On Tue, Oct 13, 2009 at 04:08:14PM -0700, Joseph Mocker wrote:

> check out the xenstore utilities. It appears that at least some domain 
> IPs are stored in xenstore
> 
> /usr/lib/xen/bin/xenstore-ls | grep 192
>    0 = "192.y.x.229"
>    0 = "192.y.x.176"
> 
> I don't think its recording all the IPs though, we have two interfaces 
> in each domain, xenstore contains only the front end interface.

The "ipagent" service runs in a Solaris domU, and writes the IP address
of the primary interface to xenstore. So that's where it comes from.

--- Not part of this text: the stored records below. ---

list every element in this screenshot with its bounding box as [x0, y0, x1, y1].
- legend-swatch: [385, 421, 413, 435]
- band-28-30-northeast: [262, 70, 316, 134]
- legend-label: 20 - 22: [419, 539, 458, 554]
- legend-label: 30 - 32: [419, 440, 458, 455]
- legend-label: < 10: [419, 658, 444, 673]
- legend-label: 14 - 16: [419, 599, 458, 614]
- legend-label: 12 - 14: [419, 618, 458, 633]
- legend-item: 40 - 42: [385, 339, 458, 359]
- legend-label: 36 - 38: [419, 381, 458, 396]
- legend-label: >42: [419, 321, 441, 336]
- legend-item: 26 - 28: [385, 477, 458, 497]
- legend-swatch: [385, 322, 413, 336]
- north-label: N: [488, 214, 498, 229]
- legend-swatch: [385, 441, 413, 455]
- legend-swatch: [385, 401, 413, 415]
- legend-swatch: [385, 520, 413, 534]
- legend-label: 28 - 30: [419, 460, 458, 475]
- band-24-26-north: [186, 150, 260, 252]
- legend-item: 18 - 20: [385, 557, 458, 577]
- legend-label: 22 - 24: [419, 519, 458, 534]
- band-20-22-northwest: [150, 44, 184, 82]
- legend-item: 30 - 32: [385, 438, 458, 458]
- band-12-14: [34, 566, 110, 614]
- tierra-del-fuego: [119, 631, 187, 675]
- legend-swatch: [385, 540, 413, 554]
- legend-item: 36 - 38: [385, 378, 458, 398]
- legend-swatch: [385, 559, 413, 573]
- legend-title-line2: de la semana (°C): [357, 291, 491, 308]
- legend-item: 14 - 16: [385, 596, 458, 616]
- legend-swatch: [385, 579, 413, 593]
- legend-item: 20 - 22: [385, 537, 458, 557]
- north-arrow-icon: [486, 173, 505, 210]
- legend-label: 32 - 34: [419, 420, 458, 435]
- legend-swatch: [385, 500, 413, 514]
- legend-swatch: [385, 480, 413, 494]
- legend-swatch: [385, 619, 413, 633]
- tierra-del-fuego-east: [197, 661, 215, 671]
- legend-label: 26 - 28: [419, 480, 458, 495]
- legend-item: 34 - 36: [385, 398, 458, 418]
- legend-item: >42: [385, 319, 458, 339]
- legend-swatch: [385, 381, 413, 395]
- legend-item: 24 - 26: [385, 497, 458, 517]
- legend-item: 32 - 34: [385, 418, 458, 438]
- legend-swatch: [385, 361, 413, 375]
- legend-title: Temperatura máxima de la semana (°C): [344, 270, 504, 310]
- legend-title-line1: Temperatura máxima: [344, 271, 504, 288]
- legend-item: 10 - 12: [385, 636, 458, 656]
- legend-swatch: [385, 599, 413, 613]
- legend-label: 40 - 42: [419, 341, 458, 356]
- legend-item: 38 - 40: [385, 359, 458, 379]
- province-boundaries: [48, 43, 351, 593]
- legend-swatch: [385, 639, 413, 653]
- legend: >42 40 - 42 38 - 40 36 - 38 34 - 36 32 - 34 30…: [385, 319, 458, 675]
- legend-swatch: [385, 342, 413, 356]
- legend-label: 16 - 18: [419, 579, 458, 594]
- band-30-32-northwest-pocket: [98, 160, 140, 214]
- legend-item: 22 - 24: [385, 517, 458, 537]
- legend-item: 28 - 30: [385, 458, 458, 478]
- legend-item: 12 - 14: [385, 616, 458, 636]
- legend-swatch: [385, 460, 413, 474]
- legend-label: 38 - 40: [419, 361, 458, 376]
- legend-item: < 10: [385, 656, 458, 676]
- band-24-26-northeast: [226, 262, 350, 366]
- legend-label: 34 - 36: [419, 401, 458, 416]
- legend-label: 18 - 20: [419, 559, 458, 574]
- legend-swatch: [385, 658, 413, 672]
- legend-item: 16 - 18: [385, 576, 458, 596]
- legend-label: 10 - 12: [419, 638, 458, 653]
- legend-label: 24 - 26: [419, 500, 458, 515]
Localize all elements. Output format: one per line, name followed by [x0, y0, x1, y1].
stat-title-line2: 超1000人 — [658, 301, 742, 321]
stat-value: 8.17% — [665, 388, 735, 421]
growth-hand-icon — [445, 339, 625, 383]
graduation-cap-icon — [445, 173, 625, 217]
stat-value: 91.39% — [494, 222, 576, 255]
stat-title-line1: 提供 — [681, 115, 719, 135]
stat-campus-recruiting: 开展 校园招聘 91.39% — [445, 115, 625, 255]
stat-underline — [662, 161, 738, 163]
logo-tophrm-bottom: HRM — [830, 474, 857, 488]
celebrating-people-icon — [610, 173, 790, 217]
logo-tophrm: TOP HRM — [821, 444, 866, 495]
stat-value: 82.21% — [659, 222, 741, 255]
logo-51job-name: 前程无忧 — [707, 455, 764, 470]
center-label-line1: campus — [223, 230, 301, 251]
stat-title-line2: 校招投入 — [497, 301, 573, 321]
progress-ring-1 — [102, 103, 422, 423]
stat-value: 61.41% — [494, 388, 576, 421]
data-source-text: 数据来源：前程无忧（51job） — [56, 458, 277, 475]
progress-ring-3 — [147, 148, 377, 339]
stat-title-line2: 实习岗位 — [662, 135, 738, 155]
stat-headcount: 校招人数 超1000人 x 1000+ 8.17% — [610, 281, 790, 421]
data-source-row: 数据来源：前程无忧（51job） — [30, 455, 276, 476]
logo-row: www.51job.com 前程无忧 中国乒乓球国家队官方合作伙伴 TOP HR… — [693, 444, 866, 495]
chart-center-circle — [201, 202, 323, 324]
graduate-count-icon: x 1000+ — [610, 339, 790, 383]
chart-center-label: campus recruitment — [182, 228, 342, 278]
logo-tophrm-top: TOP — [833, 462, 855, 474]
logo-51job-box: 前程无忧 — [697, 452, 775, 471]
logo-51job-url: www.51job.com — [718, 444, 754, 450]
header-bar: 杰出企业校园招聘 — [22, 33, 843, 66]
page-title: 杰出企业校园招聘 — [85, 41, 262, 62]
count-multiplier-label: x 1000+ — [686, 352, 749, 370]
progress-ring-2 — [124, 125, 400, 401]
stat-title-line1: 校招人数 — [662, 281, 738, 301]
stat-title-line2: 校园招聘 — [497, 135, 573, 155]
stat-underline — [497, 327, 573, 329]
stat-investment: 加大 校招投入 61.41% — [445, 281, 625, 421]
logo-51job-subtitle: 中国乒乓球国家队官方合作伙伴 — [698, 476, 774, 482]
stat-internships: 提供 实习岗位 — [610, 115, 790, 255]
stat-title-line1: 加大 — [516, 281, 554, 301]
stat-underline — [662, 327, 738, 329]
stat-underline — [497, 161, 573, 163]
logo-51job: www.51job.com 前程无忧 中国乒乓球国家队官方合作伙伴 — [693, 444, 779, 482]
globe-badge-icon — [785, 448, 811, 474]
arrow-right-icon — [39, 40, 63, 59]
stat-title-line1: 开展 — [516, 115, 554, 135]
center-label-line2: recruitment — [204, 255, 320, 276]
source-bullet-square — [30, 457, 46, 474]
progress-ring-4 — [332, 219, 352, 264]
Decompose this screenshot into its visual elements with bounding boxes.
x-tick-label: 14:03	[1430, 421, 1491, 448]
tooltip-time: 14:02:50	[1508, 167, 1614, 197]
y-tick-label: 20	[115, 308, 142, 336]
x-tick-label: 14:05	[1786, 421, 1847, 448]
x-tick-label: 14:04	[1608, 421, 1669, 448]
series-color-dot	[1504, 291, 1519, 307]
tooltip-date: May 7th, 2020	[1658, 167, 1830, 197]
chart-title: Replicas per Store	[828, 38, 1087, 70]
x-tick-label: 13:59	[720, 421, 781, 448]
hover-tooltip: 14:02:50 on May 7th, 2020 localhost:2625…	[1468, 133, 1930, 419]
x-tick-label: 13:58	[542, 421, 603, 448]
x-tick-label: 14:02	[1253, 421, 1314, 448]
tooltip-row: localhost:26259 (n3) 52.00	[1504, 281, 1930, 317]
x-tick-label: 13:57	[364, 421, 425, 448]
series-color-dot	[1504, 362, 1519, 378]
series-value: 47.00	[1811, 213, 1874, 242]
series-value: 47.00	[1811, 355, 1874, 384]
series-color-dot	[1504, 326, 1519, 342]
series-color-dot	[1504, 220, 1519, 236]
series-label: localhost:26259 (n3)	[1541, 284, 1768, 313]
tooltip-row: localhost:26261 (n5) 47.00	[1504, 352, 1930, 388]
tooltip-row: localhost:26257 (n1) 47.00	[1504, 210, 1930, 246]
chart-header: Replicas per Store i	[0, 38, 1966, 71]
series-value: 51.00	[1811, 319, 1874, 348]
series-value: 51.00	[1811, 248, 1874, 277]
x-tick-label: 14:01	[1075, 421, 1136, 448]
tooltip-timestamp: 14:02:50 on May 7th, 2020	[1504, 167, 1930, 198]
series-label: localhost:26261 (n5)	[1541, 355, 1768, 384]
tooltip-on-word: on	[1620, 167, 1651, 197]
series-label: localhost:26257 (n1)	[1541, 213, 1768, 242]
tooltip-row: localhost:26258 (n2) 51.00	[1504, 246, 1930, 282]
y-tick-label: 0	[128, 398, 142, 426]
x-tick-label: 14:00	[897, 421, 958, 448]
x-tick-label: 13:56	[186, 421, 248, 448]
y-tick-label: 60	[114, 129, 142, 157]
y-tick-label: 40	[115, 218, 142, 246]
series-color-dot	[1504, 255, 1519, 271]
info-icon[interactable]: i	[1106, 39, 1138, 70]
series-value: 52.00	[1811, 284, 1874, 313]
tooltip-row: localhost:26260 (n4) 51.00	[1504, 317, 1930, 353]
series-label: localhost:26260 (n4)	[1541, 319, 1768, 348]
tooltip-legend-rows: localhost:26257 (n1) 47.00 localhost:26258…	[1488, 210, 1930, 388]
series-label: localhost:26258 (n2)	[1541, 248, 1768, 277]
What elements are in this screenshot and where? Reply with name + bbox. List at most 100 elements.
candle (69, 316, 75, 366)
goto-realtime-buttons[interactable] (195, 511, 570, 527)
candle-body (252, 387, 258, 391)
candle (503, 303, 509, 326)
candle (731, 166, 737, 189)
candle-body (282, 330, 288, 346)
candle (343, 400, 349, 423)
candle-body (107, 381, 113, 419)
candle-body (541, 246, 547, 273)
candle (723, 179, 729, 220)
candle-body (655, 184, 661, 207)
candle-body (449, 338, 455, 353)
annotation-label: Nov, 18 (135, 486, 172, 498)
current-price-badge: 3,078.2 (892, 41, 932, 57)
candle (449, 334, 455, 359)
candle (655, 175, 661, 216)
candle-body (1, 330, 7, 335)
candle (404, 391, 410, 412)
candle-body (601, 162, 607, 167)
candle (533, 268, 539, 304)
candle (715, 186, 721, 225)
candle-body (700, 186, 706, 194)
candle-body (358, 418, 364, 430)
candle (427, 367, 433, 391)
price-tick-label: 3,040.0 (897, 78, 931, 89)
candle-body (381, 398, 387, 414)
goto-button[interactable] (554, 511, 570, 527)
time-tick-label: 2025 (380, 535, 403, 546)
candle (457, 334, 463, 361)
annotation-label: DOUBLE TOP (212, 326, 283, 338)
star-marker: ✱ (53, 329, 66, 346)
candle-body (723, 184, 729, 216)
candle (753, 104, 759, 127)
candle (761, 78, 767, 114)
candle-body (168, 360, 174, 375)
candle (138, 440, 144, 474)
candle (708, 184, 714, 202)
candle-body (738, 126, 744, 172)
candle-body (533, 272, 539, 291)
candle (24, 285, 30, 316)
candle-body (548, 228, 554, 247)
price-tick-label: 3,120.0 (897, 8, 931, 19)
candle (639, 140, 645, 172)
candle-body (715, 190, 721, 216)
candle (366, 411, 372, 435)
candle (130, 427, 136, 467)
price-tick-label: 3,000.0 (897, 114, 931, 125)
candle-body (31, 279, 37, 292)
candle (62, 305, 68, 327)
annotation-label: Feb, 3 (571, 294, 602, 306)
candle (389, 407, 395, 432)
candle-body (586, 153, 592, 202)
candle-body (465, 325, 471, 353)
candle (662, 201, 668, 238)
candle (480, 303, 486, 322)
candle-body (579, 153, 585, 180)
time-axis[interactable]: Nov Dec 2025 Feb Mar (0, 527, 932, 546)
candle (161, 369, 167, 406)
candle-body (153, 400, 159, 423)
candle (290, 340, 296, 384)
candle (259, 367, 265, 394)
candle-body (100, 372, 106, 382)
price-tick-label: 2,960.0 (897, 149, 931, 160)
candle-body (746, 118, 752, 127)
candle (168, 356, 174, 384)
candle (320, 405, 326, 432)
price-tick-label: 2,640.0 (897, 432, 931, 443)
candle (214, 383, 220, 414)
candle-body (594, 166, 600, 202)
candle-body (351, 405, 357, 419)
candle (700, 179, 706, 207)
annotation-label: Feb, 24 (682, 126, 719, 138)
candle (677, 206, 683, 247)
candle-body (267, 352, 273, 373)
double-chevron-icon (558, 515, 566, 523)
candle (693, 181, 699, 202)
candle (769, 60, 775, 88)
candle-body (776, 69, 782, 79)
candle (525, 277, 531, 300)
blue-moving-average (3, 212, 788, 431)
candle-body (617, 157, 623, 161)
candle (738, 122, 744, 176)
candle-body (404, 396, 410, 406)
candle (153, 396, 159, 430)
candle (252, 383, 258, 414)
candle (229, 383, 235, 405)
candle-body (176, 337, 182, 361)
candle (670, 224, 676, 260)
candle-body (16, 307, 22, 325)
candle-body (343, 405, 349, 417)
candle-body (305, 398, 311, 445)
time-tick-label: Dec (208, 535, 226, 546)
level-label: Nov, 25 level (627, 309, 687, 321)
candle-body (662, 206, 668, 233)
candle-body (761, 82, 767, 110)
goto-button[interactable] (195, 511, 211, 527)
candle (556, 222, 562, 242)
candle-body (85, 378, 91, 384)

> using ARP/RARP might be the easiest way, for you to do it in a 
> guest-neutral way.

Yep. In fact I'd be interested in integrating something like that in the
tool stack, so we can report this uniformly.  Some arping versions can
supposedly "ping" a target MAC, but only by breaking the spec, as far as
I can see. And some OS types like Win XP won't respond. I'm far from a
networking guy, but I don't think ARP can help here.

You could broadcast ICMP to each of the VNICs, possibly, but again
there's no guarantee a guest would respond.

Your other alternative would be to learn the MAC from snooping the
guest's VNIC, but that seems fraught with problems.